Incorporating ESG issues in voting strategy
TFI PZU, bearing in mind the interests of participants in the mutual funds it manages and clients to whom it provides portfolio management services, is guided by its “Strategy for exercising voting rights”. The voting strategy lays down the rules by which TFI PZU is guided when choosing how to vote at shareholder meetings of companies in its mutual fund portfolios or investment portfolios.

As of March 2020 these rules include environmental, social and governance issues. In accordance with them, TFI PZU

  • will actively vote on matters related to social and environmental issues as well as governance issues; 
  • will endorse the application of high corporate governance standards, in particular those that advance transparency, equal treatment of shareholders, independent oversight and the responsibility of shareholders and members of corporate authorities; 
  • will endorse actions for issuers to adopt, implement and publish governance and ethical principles, standards and procedures spanning the issuer’s management board, supervisory board and employees.

These practices serve the interests of members of funds and portfolio clients, grow the value of investments while simultaneously respecting environmental and CSR issues and building high standards of corporate governance.

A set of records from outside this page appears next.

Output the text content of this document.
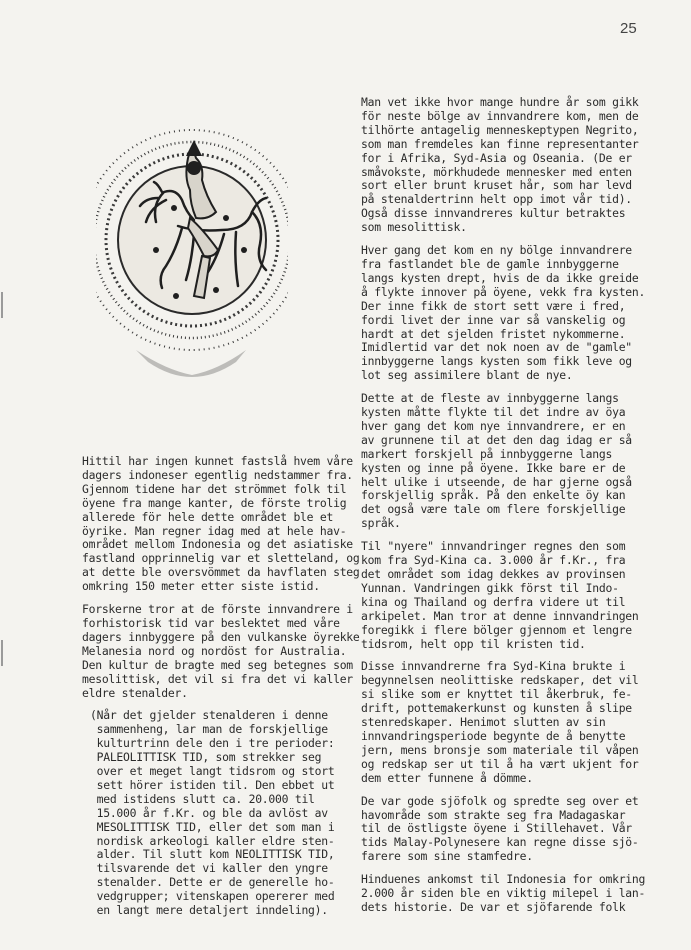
25

Hittil har ingen kunnet fastslå hvem våre
dagers indoneser egentlig nedstammer fra.
Gjennom tidene har det strömmet folk til
öyene fra mange kanter, de förste trolig
allerede för hele dette området ble et
öyrike. Man regner idag med at hele hav-
området mellom Indonesia og det asiatiske
fastland opprinnelig var et sletteland, og
at dette ble oversvömmet da havflaten steg
omkring 150 meter etter siste istid.

Forskerne tror at de förste innvandrere i
forhistorisk tid var beslektet med våre
dagers innbyggere på den vulkanske öyrekke
Melanesia nord og nordöst for Australia.
Den kultur de bragte med seg betegnes som
mesolittisk, det vil si fra det vi kaller
eldre stenalder.

(Når det gjelder stenalderen i denne
sammenheng, lar man de forskjellige
kulturtrinn dele den i tre perioder:
PALEOLITTISK TID, som strekker seg
over et meget langt tidsrom og stort
sett hörer istiden til. Den ebbet ut
med istidens slutt ca. 20.000 til
15.000 år f.Kr. og ble da avlöst av
MESOLITTISK TID, eller det som man i
nordisk arkeologi kaller eldre sten-
alder. Til slutt kom NEOLITTISK TID,
tilsvarende det vi kaller den yngre
stenalder. Dette er de generelle ho-
vedgrupper; vitenskapen opererer med
en langt mere detaljert inndeling).

Man vet ikke hvor mange hundre år som gikk
för neste bölge av innvandrere kom, men de
tilhörte antagelig menneskeptypen Negrito,
som man fremdeles kan finne representanter
for i Afrika, Syd-Asia og Oseania. (De er
småvokste, mörkhudede mennesker med enten
sort eller brunt kruset hår, som har levd
på stenaldertrinn helt opp imot vår tid).
Også disse innvandreres kultur betraktes
som mesolittisk.

Hver gang det kom en ny bölge innvandrere
fra fastlandet ble de gamle innbyggerne
langs kysten drept, hvis de da ikke greide
å flykte innover på öyene, vekk fra kysten.
Der inne fikk de stort sett være i fred,
fordi livet der inne var så vanskelig og
hardt at det sjelden fristet nykommerne.
Imidlertid var det nok noen av de "gamle"
innbyggerne langs kysten som fikk leve og
lot seg assimilere blant de nye.

Dette at de fleste av innbyggerne langs
kysten måtte flykte til det indre av öya
hver gang det kom nye innvandrere, er en
av grunnene til at det den dag idag er så
markert forskjell på innbyggerne langs
kysten og inne på öyene. Ikke bare er de
helt ulike i utseende, de har gjerne også
forskjellig språk. På den enkelte öy kan
det også være tale om flere forskjellige
språk.

Til "nyere" innvandringer regnes den som
kom fra Syd-Kina ca. 3.000 år f.Kr., fra
det området som idag dekkes av provinsen
Yunnan. Vandringen gikk först til Indo-
kina og Thailand og derfra videre ut til
arkipelet. Man tror at denne innvandringen
foregikk i flere bölger gjennom et lengre
tidsrom, helt opp til kristen tid.

Disse innvandrerne fra Syd-Kina brukte i
begynnelsen neolittiske redskaper, det vil
si slike som er knyttet til åkerbruk, fe-
drift, pottemakerkunst og kunsten å slipe
stenredskaper. Henimot slutten av sin
innvandringsperiode begynte de å benytte
jern, mens bronsje som materiale til våpen
og redskap ser ut til å ha vært ukjent for
dem etter funnene å dömme.

De var gode sjöfolk og spredte seg over et
havområde som strakte seg fra Madagaskar
til de östligste öyene i Stillehavet. Vår
tids Malay-Polynesere kan regne disse sjö-
farere som sine stamfedre.

Hinduenes ankomst til Indonesia for omkring
2.000 år siden ble en viktig milepel i lan-
dets historie. De var et sjöfarende folk
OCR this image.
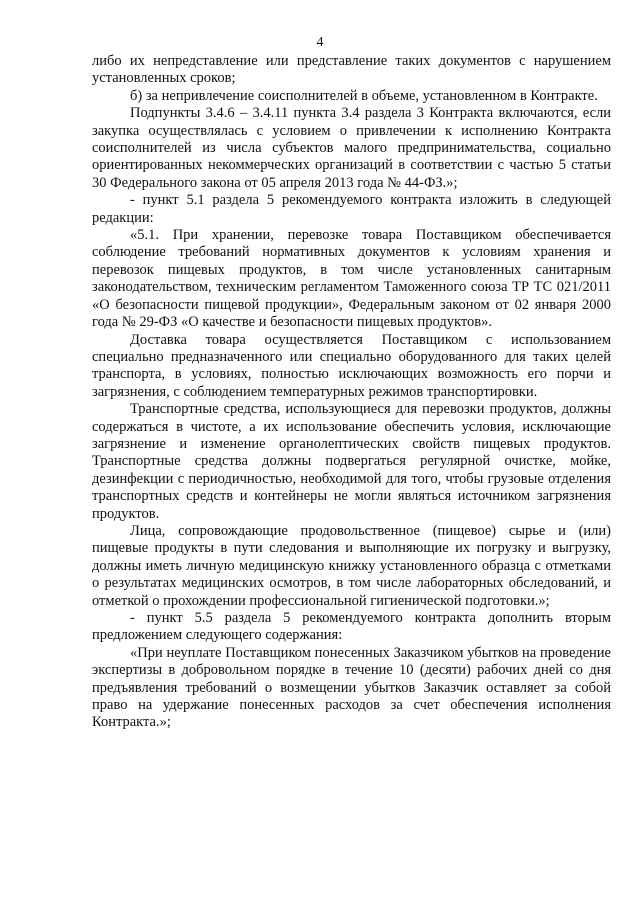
4

либо их непредставление или представление таких документов с нарушением установленных сроков;

б) за непривлечение соисполнителей в объеме, установленном в Контракте.

Подпункты 3.4.6 – 3.4.11 пункта 3.4 раздела 3 Контракта включаются, если закупка осуществлялась с условием о привлечении к исполнению Контракта соисполнителей из числа субъектов малого предпринимательства, социально ориентированных некоммерческих организаций в соответствии с частью 5 статьи 30 Федерального закона от 05 апреля 2013 года № 44-ФЗ.»;

- пункт 5.1 раздела 5 рекомендуемого контракта изложить в следующей редакции:

«5.1. При хранении, перевозке товара Поставщиком обеспечивается соблюдение требований нормативных документов к условиям хранения и перевозок пищевых продуктов, в том числе установленных санитарным законодательством, техническим регламентом Таможенного союза ТР ТС 021/2011 «О безопасности пищевой продукции», Федеральным законом от 02 января 2000 года № 29-ФЗ «О качестве и безопасности пищевых продуктов».

Доставка товара осуществляется Поставщиком с использованием специально предназначенного или специально оборудованного для таких целей транспорта, в условиях, полностью исключающих возможность его порчи и загрязнения, с соблюдением температурных режимов транспортировки.

Транспортные средства, использующиеся для перевозки продуктов, должны содержаться в чистоте, а их использование обеспечить условия, исключающие загрязнение и изменение органолептических свойств пищевых продуктов. Транспортные средства должны подвергаться регулярной очистке, мойке, дезинфекции с периодичностью, необходимой для того, чтобы грузовые отделения транспортных средств и контейнеры не могли являться источником загрязнения продуктов.

Лица, сопровождающие продовольственное (пищевое) сырье и (или) пищевые продукты в пути следования и выполняющие их погрузку и выгрузку, должны иметь личную медицинскую книжку установленного образца с отметками о результатах медицинских осмотров, в том числе лабораторных обследований, и отметкой о прохождении профессиональной гигиенической подготовки.»;

- пункт 5.5 раздела 5 рекомендуемого контракта дополнить вторым предложением следующего содержания:

«При неуплате Поставщиком понесенных Заказчиком убытков на проведение экспертизы в добровольном порядке в течение 10 (десяти) рабочих дней со дня предъявления требований о возмещении убытков Заказчик оставляет за собой право на удержание понесенных расходов за счет обеспечения исполнения Контракта.»;
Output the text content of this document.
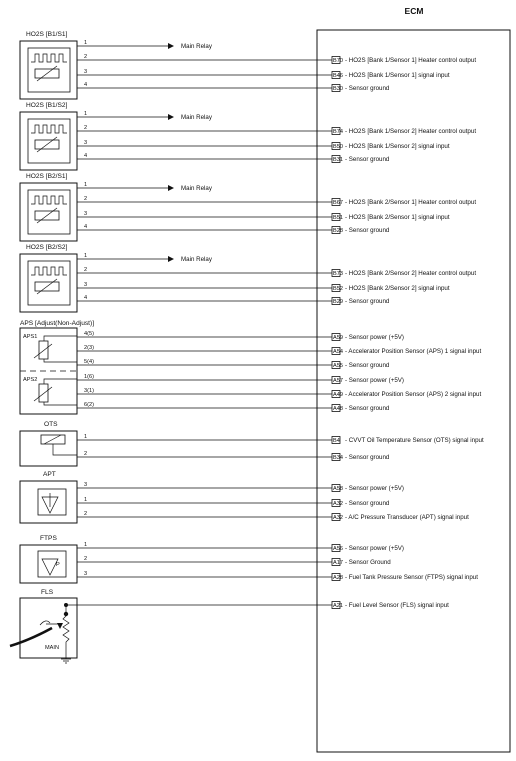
ECM
HO2S [B1/S1]
1	Main Relay
2
B70 - HO2S [Bank 1/Sensor 1] Heater control output
3
B46 - HO2S [Bank 1/Sensor 1] signal input
4
B30 - Sensor ground
HO2S [B1/S2]
1	Main Relay
2
B74 - HO2S [Bank 1/Sensor 2] Heater control output
3
B50 - HO2S [Bank 1/Sensor 2] signal input
4
B31 - Sensor ground
HO2S [B2/S1]
1	Main Relay
2
B67 - HO2S [Bank 2/Sensor 1] Heater control output
3
B51 - HO2S [Bank 2/Sensor 1] signal input
4
B28 - Sensor ground
HO2S [B2/S2]
1	Main Relay
2
B73 - HO2S [Bank 2/Sensor 2] Heater control output
3
B52 - HO2S [Bank 2/Sensor 2] signal input
4
B29 - Sensor ground
APS [Adjust(Non-Adjust)]
APS1
APS2
4(5)
A59 - Sensor power (+5V)
2(3)
A54 - Accelerator Position Sensor (APS) 1 signal input
5(4)
A55 - Sensor ground
1(6)
A57 - Sensor power (+5V)
3(1)
A49 - Accelerator Position Sensor (APS) 2 signal input
6(2)
A48 - Sensor ground
OTS
1
B4 - CVVT Oil Temperature Sensor (OTS) signal input
2
B34 - Sensor ground
APT
3
A58 - Sensor power (+5V)
1
A32 - Sensor ground
2
A32 - A/C Pressure Transducer (APT) signal input
FTPS
P
1
A56 - Sensor power (+5V)
2
A17 - Sensor Ground
3
A28 - Fuel Tank Pressure Sensor (FTPS) signal input
FLS
MAIN
A21 - Fuel Level Sensor (FLS) signal input
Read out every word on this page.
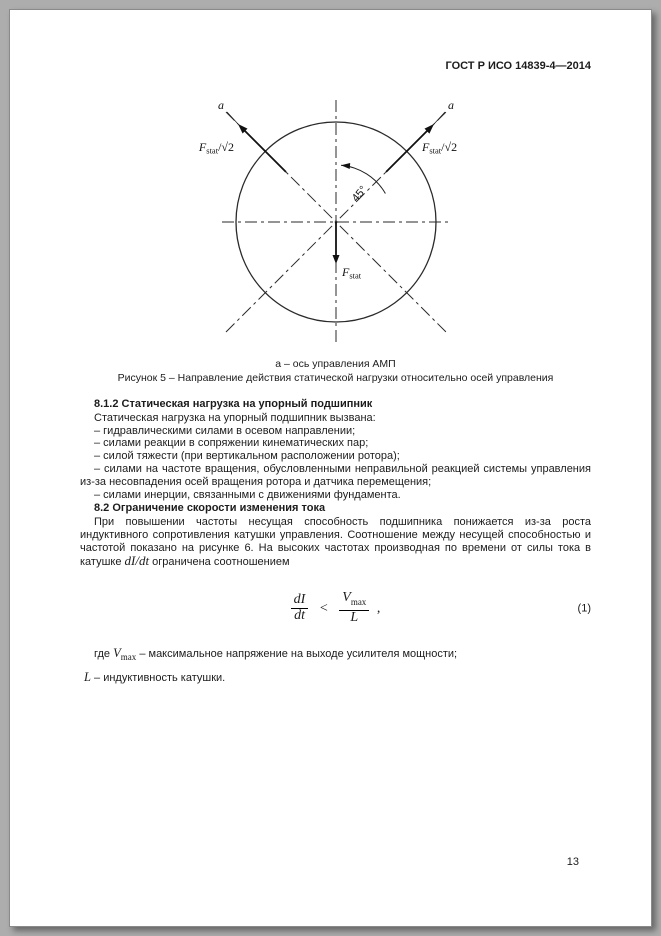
ГОСТ Р ИСО 14839-4—2014
a
a
45°
$F_{stat}/√2$	$F_{stat}/√2$
$F_{stat}$

а – ось управления АМП

Рисунок 5 – Направление действия статической нагрузки относительно осей управления

8.1.2 Статическая нагрузка на упорный подшипник

Статическая нагрузка на упорный подшипник вызвана:

– гидравлическими силами в осевом направлении;

– силами реакции в сопряжении кинематических пар;

– силой тяжести (при вертикальном расположении ротора);

– силами на частоте вращения, обусловленными неправильной реакцией системы управления из-за несовпадения осей вращения ротора и датчика перемещения;

– силами инерции, связанными с движениями фундамента.

8.2 Ограничение скорости изменения тока

При повышении частоты несущая способность подшипника понижается из-за роста индуктивного сопротивления катушки управления. Соотношение между несущей способностью и частотой показано на рисунке 6. На высоких частотах производная по времени от силы тока в катушке dI/dt ограничена соотношением

$\frac{dI}{dt} < \frac{V_{max}}{L}$ ,	(1)

где $V_{max}$ – максимальное напряжение на выходе усилителя мощности;

L – индуктивность катушки.

13
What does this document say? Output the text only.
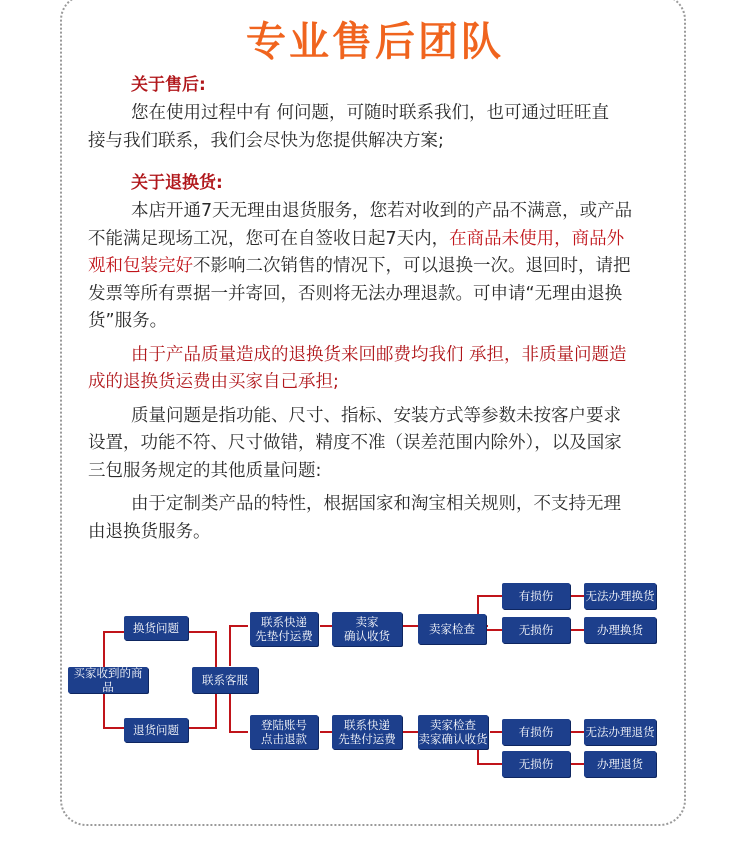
专业售后团队
关于售后:

您在使用过程中有 何问题，可随时联系我们，也可通过旺旺直

接与我们联系，我们会尽快为您提供解决方案;

关于退换货:

本店开通7天无理由退货服务，您若对收到的产品不满意，或产品

不能满足现场工况，您可在自签收日起7天内，在商品未使用，商品外

观和包装完好不影响二次销售的情况下，可以退换一次。退回时，请把

发票等所有票据一并寄回，否则将无法办理退款。可申请“无理由退换

货”服务。

由于产品质量造成的退换货来回邮费均我们 承担，非质量问题造

成的退换货运费由买家自己承担;

质量问题是指功能、尺寸、指标、安装方式等参数未按客户要求

设置，功能不符、尺寸做错，精度不准（误差范围内除外），以及国家

三包服务规定的其他质量问题:

由于定制类产品的特性，根据国家和淘宝相关规则，不支持无理

由退换货服务。

买家收到的商品
换货问题
退货问题
联系客服
联系快递
先垫付运费
卖家
确认收货	卖家检查
有损伤	无法办理换货
无损伤	办理换货
登陆账号
点击退款
联系快递
先垫付运费
卖家检查
卖家确认收货	有损伤	无法办理退货
无损伤	办理退货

Incorporating ESG risks when monitoring public companies in which investments have been made

TFI PZU, bearing in mind the interests of participants in the funds it manages is guided by the “Exposure policy of mutual funds managed by TFI PZU SA to companies listed on the regulated market”. This policy was adopted in April 2020.

The policy describes how shareholders’ exposure to companies listed on the regulated market is taken into account in the fund’s investment strategy.

Actions related to funds’ exposure to issuers’ equities in which an investment has been made include, among others, monitoring issuers in terms of the investment risk with an eye to social and environmental impact and the corporate governance principles followed constituting selected aspects of the socially responsible investing process.

The research process is conducted in such a way so as to facilitate deliberate and responsible investment decision-making.

These practices serve the interests of members of funds, grow the value of investments while simultaneously respecting environmental and CSR issues and building corporate governance. The purpose of this action is ensuring that investment decisions are made in accordance with the investment objectives and investment policy of the respective funds.